I think the candidates and party officials, the guys in charge, live in a bit of an echo chamber. I honestly don’t think they realize how completely whack-doodle out of touch their opinions are. There are several parts to this:
- Part of it is probably just that they’re old and out of touch.
- Part of it is likely that they’re buying into the whole FOX News drama martyr queen act of pretending the entire rest of the world is “liberal media” out to get them.
- Related to the above point, I suspect they’re telling themselves that while there are a couple outspoken voices in the liberal media decrying their policies, the majority of Americans are completely on board with them (the liberal media is misreporting the polls, see?)
- And part of it is that the party has, in large part, been taken over by extreme right-wing Evangelical Christians. Religious people (no offense my religious peeps) can kind of sort of tend to exist in their own special echo chambers, which helps with reaffirming faith, but doesn’t help so much with keeping in touch with societal trends.
And I think all these parts come together to cultivate a sort of endemic, institutionalized ignorance regarding their party and where it’s ultimately headed.

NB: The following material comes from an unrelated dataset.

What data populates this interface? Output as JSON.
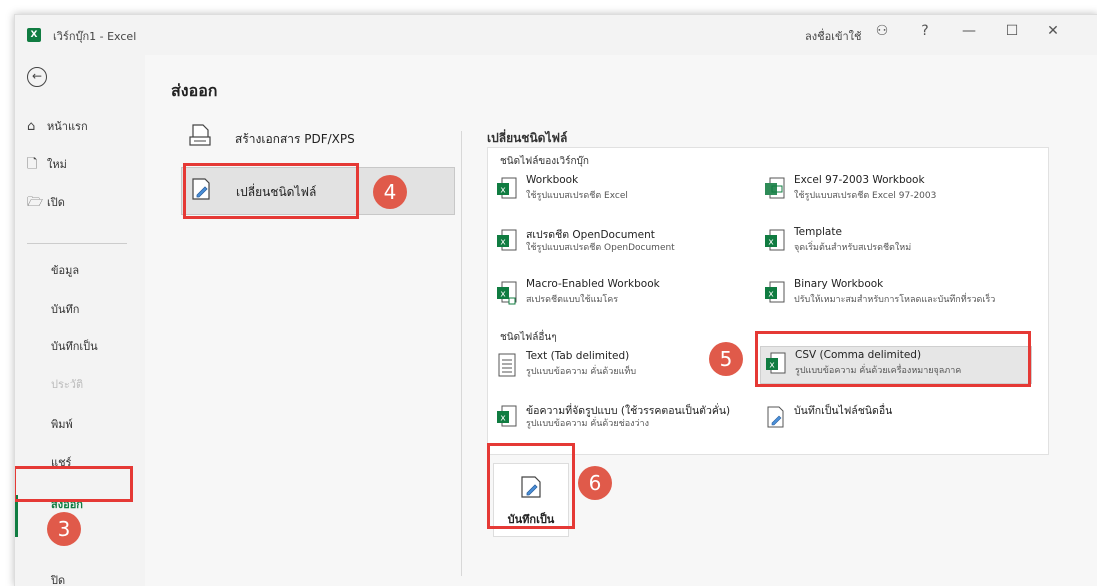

Obviously, my first conclusion is facetious. But my second conclusion is, I think, actually pretty valid. I think we have a tendency to believe there must be some grand master plan that will stun us all, but in this case, I don’t think there is. I honestly believe the Republicans as a party are dying for exactly the reasons it looks like: They catered to an extremist viewpoint that most Americans don’t share. They aligned themselves with the societal morals and values of the 1950’s, and are now trying to push us (socially) back to that point in regards to race relations, treatment of women, and keeping homosexuals pushed into the closet. It just won’t work.